The shift is in its infancy but contrasts sharply with the banking markets of Europe and North America, where change is slower and such startups tend to be backed by venture capital funds and financial sector incumbents, not tech firms.
Asia’s tech entrants see their advantage in the way they can seamlessly integrate banking services with their users’ regular online activities and the efficiency that comes from their technology.
“If you want to open a bank account (in Hong Kong) you need to go to a branch, answer questions for an hour, and you still won’t get the account opened without follow up calls,” said Wayne Xu, president of ZhongAn International, a unit of Chinese online insurer ZhongAn, setting up a virtual bank.
“However, all the information needed at the counter can already be collected on a mobile phone.”

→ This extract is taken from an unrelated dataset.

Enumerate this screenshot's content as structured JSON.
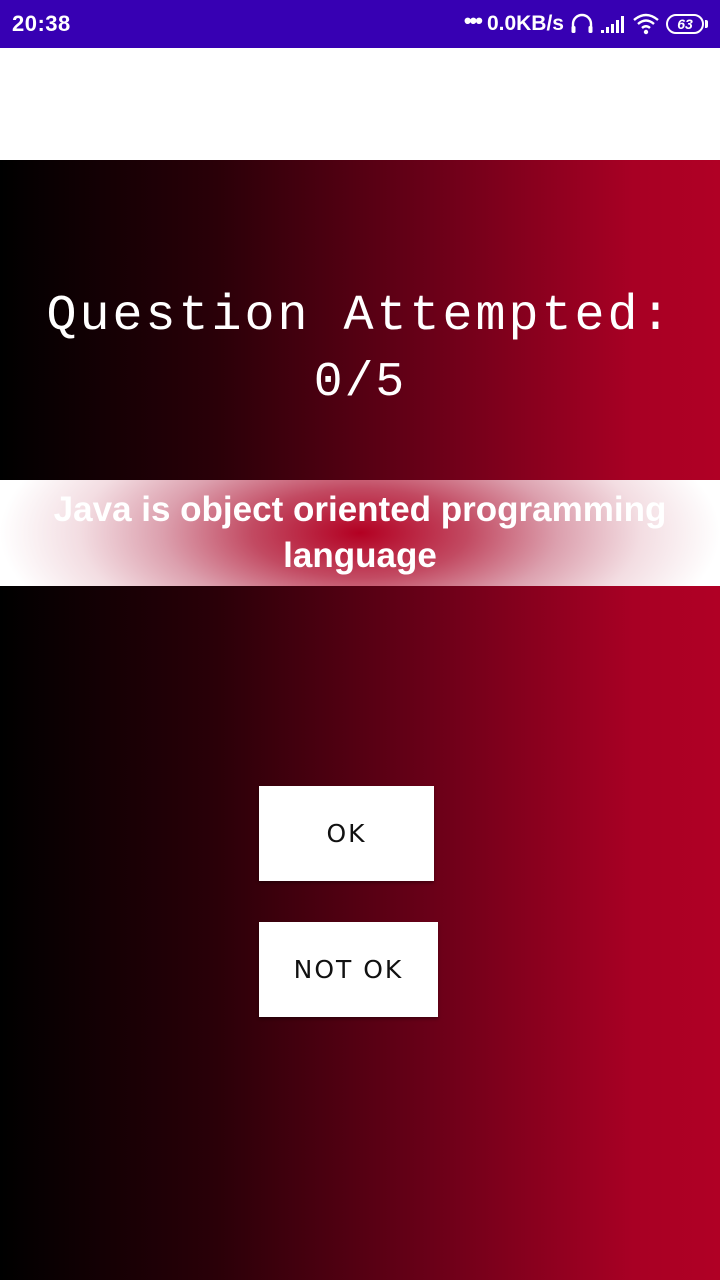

Hong Kong’s banking regulator last month issued one of four so-called virtual banking licenses to ZhongAn in what could be the biggest shake-up in years in a city dominated by HSBC and Standard Chartered. Last week, the regulator said it was making progress on four additional applications.
In South Korea, authorities have issued two online only bank licences, one of them to Kakao Bank in 2017, which is operated by the company behind the country’s largest chat app. “The 45 million monthly average users of our messaging app Kakao Talk is a huge plus for us when advertising our bank,” a spokesman for Kakao Bank said. He added the bank uses Kakao’s artificial intelligence technology for its automated customer support systems. The bank had 8.9 million users as of March.
Other Asian countries set to approve online-only banks include Taiwan – where a group led by a unit of Japanese messaging app operator Line Corp has applied for a license — and Malaysia, which plans guidelines by the end of the year. Bank of Thailand governor Veerathai Santiprabhob said the central bank was exploring the issue.
Large technology companies are seeing this as a landgrab opportunity where they can build out new sets of financial services that can be cross-sold to their existing users,” said Jeff Galvin, a Hong Kong-based partner at McKinsey. Driving the shift in Asia is mobile technology’s deep penetration across all aspects of consumer life.
Such trends were forged by Alibaba and Tencent in China where the two upended financial services and drove a revolution in the cashless economy with their digital payment applications. In contrast, US tech giants such as Amazon and Alphabet Inc’s Google have focused their financial industry efforts on providing tech and consulting services to incumbents. Asian consumers are far more willing to bank with tech firms than elsewhere in the world.
“What we are seeing in Asia is technology companies moving sideways into finance, inspired by or even threatened by the examples of Alibaba and Tencent,” said James Lloyd, partner and APAC fintech leader at consultancy EY.